HISTORIQUE.
Jusqu'à la fin du XIX° siècle les teintures employées pour tisser les tapis étaient à base d'ingrédients naturels. Dans les années 1860 l'invention de colorants de synthèse par l'industrie chimique européenne va bouleverser l'artisanat textile et le tapis en particulier.
Avant l'arrivée de ces colorants chimiques les artisans teinturiers utilisaient divers colorants d'origine végétale ou animale. Par exemple, les rouges étaient obtenus à partir d'une variété de cochenille ou avec des racines de garance (Rubia tinctorum). Les couleurs jaunes étaient réalisées avec des feuilles de vigne, de l'écorce de grenade ou encore du brou de noix. La racine d'indigotier donnait des bleus intenses. Les couleurs autres que celles mentionnées ci-dessus étaient produite par mélange de colorants ou par sur-teinture. Pour teindre les laines, les poudres de racines étaient mélangées avec de l'eau qu'on portait à ébullition. L'intensité de la teinte était obtenue en fonction du degré de concentration du colorant dans la solution. Avant et après le trempage des écheveaux de laine on fixait les couleurs (mordançage) avec de l'alun (sulfate d'aluminium).
Les couleurs chimiques font leur apparition dès la fin des années 1850. Ces nouveaux produits sont pour la plupart dérivés du goudron de houille notamment l'aniline. Il ne faut ensuite qu'une dizaine d'années pour arriver à une baisse substantielle des coûts de production. En 1870 ces teintures chimiques sont très bon marché, faciles à utiliser. Elles se répandent dans tout l'Orient.

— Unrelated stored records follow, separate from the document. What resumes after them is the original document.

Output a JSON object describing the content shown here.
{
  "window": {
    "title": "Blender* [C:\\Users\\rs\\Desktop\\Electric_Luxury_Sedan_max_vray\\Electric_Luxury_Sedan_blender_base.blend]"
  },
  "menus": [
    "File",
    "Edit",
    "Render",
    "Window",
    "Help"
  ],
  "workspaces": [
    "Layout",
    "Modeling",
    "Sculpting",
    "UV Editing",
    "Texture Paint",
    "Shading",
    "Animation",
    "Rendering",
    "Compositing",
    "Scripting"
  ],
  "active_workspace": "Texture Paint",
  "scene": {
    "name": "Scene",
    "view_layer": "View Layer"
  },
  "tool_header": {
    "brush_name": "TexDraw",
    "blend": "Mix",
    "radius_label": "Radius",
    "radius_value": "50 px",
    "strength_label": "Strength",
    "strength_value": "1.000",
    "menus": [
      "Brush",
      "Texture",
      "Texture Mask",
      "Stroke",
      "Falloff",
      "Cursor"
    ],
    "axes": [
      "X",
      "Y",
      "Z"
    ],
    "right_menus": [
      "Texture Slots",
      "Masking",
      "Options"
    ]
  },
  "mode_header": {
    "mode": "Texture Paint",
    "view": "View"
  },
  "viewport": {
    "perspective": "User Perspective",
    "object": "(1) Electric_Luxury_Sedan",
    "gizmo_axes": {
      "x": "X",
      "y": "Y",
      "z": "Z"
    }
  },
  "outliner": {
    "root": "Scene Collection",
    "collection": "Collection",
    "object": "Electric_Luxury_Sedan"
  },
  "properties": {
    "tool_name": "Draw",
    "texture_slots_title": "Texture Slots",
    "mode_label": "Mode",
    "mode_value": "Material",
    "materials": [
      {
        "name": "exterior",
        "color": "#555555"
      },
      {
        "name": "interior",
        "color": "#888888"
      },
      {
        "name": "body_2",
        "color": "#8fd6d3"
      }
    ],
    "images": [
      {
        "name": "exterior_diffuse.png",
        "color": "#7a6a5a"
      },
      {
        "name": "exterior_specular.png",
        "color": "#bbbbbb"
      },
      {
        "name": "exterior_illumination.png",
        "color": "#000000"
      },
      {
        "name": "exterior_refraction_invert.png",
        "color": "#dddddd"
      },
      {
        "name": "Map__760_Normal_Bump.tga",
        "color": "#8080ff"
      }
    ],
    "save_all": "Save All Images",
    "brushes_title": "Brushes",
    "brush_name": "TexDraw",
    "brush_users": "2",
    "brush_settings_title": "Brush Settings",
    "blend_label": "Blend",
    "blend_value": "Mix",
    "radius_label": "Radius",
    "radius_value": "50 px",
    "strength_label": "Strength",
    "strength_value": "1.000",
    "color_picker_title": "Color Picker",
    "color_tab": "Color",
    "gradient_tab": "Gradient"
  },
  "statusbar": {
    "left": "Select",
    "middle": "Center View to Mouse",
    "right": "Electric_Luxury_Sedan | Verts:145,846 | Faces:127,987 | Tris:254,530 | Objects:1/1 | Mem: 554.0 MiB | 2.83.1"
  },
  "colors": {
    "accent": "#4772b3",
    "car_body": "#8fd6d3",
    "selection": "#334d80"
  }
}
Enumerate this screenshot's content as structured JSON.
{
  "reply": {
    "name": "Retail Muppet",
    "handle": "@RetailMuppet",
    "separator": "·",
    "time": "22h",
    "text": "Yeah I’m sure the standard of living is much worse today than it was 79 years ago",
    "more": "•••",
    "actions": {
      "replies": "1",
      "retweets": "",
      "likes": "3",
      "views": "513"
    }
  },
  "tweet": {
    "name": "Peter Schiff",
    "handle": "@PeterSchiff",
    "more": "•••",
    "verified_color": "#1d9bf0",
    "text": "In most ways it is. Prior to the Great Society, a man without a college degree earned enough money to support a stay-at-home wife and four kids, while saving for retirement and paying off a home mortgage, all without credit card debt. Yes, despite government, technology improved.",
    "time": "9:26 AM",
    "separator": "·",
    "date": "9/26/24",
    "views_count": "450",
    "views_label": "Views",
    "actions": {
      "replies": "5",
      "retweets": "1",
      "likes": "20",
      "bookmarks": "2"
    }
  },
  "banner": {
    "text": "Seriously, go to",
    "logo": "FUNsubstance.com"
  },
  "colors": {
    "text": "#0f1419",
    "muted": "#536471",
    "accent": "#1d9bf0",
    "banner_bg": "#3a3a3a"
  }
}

En 1882 l'importation des couleurs d'aniline est interdite par le gouvernement Iranien, mais il est déjà trop tard, la plupart des teinturiers utilisent presque exclusivement des colorants d'aniline. Ceux-ci vont continuer d'arriver en contrebande.
INFORMATIONS PRATIQUES.
Concrètement, presque tous les tapis qu'on peut trouver aujourd'hui sont faits avec des teintures chimiques. Y compris bien des tapis anciens puisque, comme on l'a vu précédemment, ces dernières existent depuis plus de cent ans. On comprend aussi pourquoi la plupart des tapis sont à dominante rouge. En effet, le rouge chimique (et ses différentes nuances), est la couleur qui donne le meilleur résultat, celle qui passe le mieux (avec le bleu foncé). Les autres couleurs chimiques, notamment les différents jaunes, ocres, marrons et verts, ont soit un aspect lavasse, soit au contraire, sont presque fluorescents.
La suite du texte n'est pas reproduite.